There are a lot of wonderful children's books that are in American libraries and used bookstores that were printed before 1985. These books all have to be independently certified as lead-free, and the libraries and booksellers simply don't have the money to do this. These books may be thrown away in about a year's time.

But the American Library Association is working to change that. Some people in Congress are attempting to change that.

So I'm asking you to please go to the ALA website about this, and send an e-mail to your Congressional representative, if you live in the United States. Please don't let good books get thrown away because of a too-strict piece of legislation. Please.


Anonymous said...

Just thought I'd chime in as I'm a librarian. It annoys me that we're being required to get rid of pre-1985 books, but at the same time, 1985 was over 20 years ago. If those books were being checked out often, they probably need to be replaced because of wear and tear. If they weren't checked out often, then they might need to be weeded because they're sitting stagnant on the shelves.

Still, we're having to check our entire collection and you're right, we really don't have the staff time, especially with the budget cuts.

Jenny Rae Rappaport said...

brimfire, as an example, my library has Robin McKinley's THE BLUE SWORD in its original edition still. It's well-loved, but it's still readable as a library copy. It would have to be tossed.

Kristin Laughtin said...

I'm a library assistant, although currently at an academic library that doesn't stock children's books.
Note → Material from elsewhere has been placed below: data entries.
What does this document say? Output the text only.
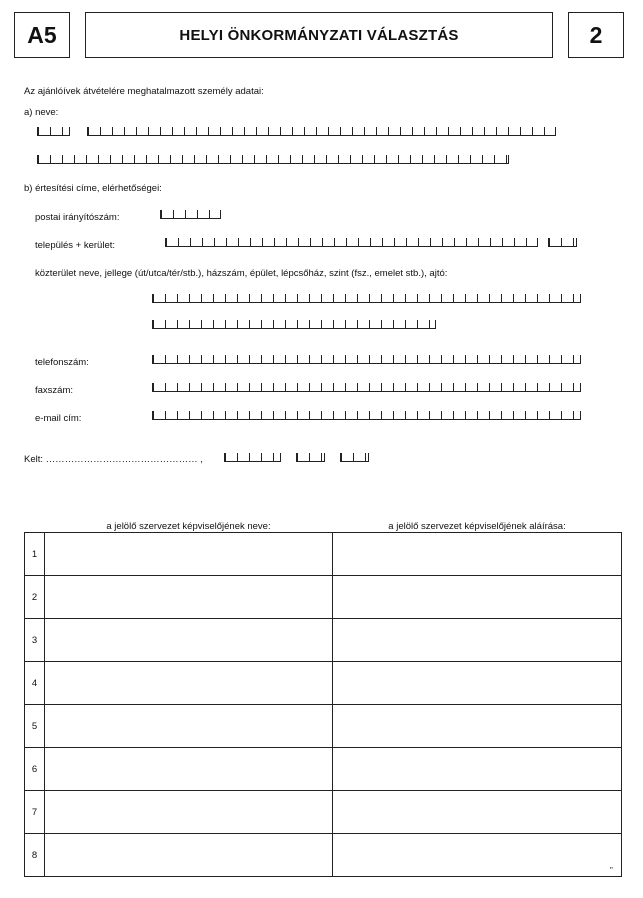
A5	HELYI ÖNKORMÁNYZATI VÁLASZTÁS	2
Az ajánlóívek átvételére meghatalmazott személy adatai:
a) neve:
b) értesítési címe, elérhetőségei:
postai irányítószám:
település + kerület:
közterület neve, jellege (út/utca/tér/stb.), házszám, épület, lépcsőház, szint (fsz., emelet stb.), ajtó:
telefonszám:
faxszám:
e-mail cím:
Kelt: ………………………………………… ,
	a jelölő szervezet képviselőjének neve:	a jelölő szervezet képviselőjének aláírása:
1		
2		
3		
4		
5		
6		
7		
8		
"
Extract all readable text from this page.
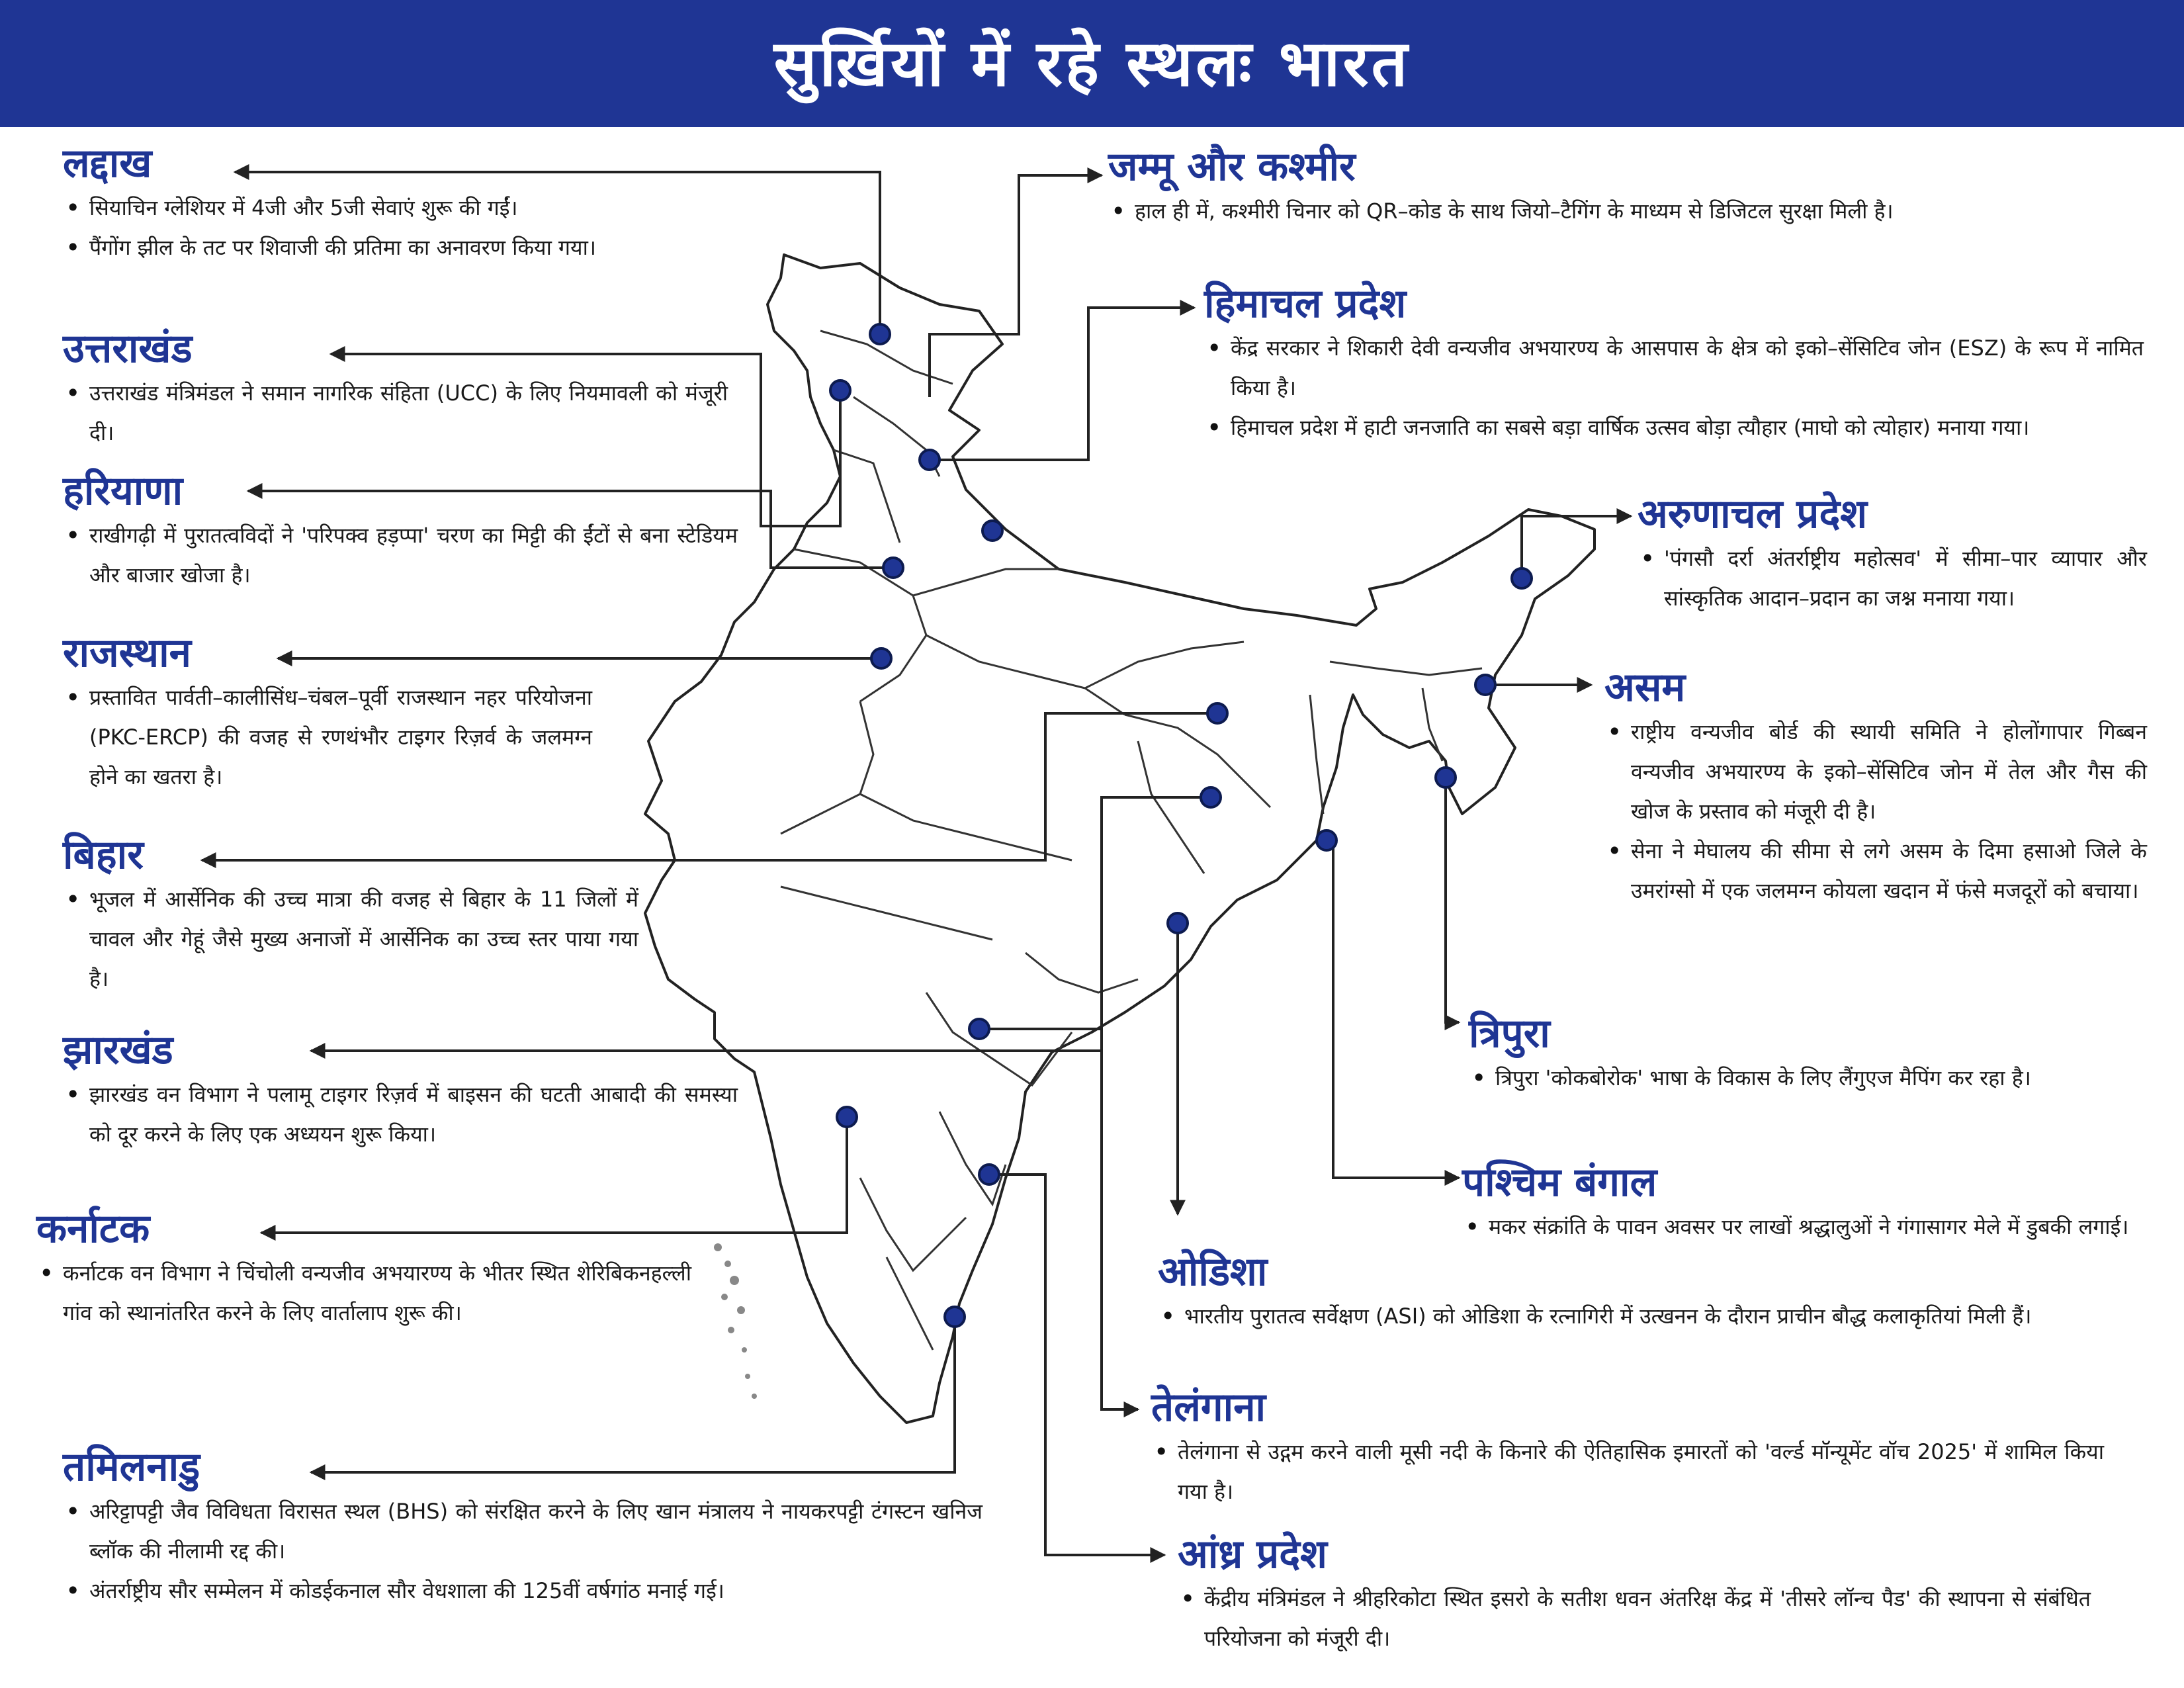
सुर्ख़ियों में रहे स्थलः भारत
लद्दाख
• सियाचिन ग्लेशियर में 4जी और 5जी सेवाएं शुरू की गईं।
• पैंगोंग झील के तट पर शिवाजी की प्रतिमा का अनावरण किया गया।
उत्तराखंड
• उत्तराखंड मंत्रिमंडल ने समान नागरिक संहिता (UCC) के लिए नियमावली को मंजूरी दी।
हरियाणा
• राखीगढ़ी में पुरातत्वविदों ने 'परिपक्व हड़प्पा' चरण का मिट्टी की ईंटों से बना स्टेडियम और बाजार खोजा है।
राजस्थान
• प्रस्तावित पार्वती–कालीसिंध–चंबल–पूर्वी राजस्थान नहर परियोजना (PKC-ERCP) की वजह से रणथंभौर टाइगर रिज़र्व के जलमग्न होने का खतरा है।
बिहार
• भूजल में आर्सेनिक की उच्च मात्रा की वजह से बिहार के 11 जिलों में चावल और गेहूं जैसे मुख्य अनाजों में आर्सेनिक का उच्च स्तर पाया गया है।
झारखंड
• झारखंड वन विभाग ने पलामू टाइगर रिज़र्व में बाइसन की घटती आबादी की समस्या को दूर करने के लिए एक अध्ययन शुरू किया।
कर्नाटक
• कर्नाटक वन विभाग ने चिंचोली वन्यजीव अभयारण्य के भीतर स्थित शेरिबिकनहल्ली गांव को स्थानांतरित करने के लिए वार्तालाप शुरू की।
तमिलनाडु
• अरिट्टापट्टी जैव विविधता विरासत स्थल (BHS) को संरक्षित करने के लिए खान मंत्रालय ने नायकरपट्टी टंगस्टन खनिज ब्लॉक की नीलामी रद्द की।
• अंतर्राष्ट्रीय सौर सम्मेलन में कोडईकनाल सौर वेधशाला की 125वीं वर्षगांठ मनाई गई।
जम्मू और कश्मीर
• हाल ही में, कश्मीरी चिनार को QR–कोड के साथ जियो–टैगिंग के माध्यम से डिजिटल सुरक्षा मिली है।
हिमाचल प्रदेश
• केंद्र सरकार ने शिकारी देवी वन्यजीव अभयारण्य के आसपास के क्षेत्र को इको–सेंसिटिव जोन (ESZ) के रूप में नामित किया है।
• हिमाचल प्रदेश में हाटी जनजाति का सबसे बड़ा वार्षिक उत्सव बोड़ा त्यौहार (माघो को त्योहार) मनाया गया।
अरुणाचल प्रदेश
• 'पंगसौ दर्रा अंतर्राष्ट्रीय महोत्सव' में सीमा–पार व्यापार और सांस्कृतिक आदान–प्रदान का जश्न मनाया गया।
असम
• राष्ट्रीय वन्यजीव बोर्ड की स्थायी समिति ने होलोंगापार गिब्बन वन्यजीव अभयारण्य के इको–सेंसिटिव जोन में तेल और गैस की खोज के प्रस्ताव को मंजूरी दी है।
• सेना ने मेघालय की सीमा से लगे असम के दिमा हसाओ जिले के उमरांग्सो में एक जलमग्न कोयला खदान में फंसे मजदूरों को बचाया।
त्रिपुरा
• त्रिपुरा 'कोकबोरोक' भाषा के विकास के लिए लैंगुएज मैपिंग कर रहा है।
पश्चिम बंगाल
• मकर संक्रांति के पावन अवसर पर लाखों श्रद्धालुओं ने गंगासागर मेले में डुबकी लगाई।
ओडिशा
• भारतीय पुरातत्व सर्वेक्षण (ASI) को ओडिशा के रत्नागिरी में उत्खनन के दौरान प्राचीन बौद्ध कलाकृतियां मिली हैं।
तेलंगाना
• तेलंगाना से उद्गम करने वाली मूसी नदी के किनारे की ऐतिहासिक इमारतों को 'वर्ल्ड मॉन्यूमेंट वॉच 2025' में शामिल किया गया है।
आंध्र प्रदेश
• केंद्रीय मंत्रिमंडल ने श्रीहरिकोटा स्थित इसरो के सतीश धवन अंतरिक्ष केंद्र में 'तीसरे लॉन्च पैड' की स्थापना से संबंधित परियोजना को मंजूरी दी।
However, child literacy is an important issue to me. Brimfire has good points about weeding and physical quality of these items, but being forced to get rid of books in this manner when there might be a demand or need for them makes me sad. Heading over to ALA's site now.

MaLanie said...

Jenny - Thank you for posting this information I had no idea. I'm going to post about this on my blog as well to bring awareness.

Alex said...

This legislation is screwing everyone across the board. Not letting kids read books may be the final straw that forces me to plan the revolution. Honestly, if everyone writes to their congressperson about the books, complain that this motion has absolutely crushed small business of every sort, too. Wow, I can't believe we've come to this.

Janeal C. Falor said...

Thanks for sharing this. I had no idea. I'll definitely be sending an e-mail off.

Elissa M said...

Well, I went to to the ALA site and filled out the form, but when I hit "Send", it said I was out of the constituency because of my zip-code.

I HAVE a representative in congress, thank you. I have no idea why ALA doesn't think so. Maybe our tiny village library doesn't belong to ALA?

Whatever. Guess I'll have to go the extra mile and contact my rep on my own. The issue is certainly worth the trouble. Thanks for bringing it to my attention.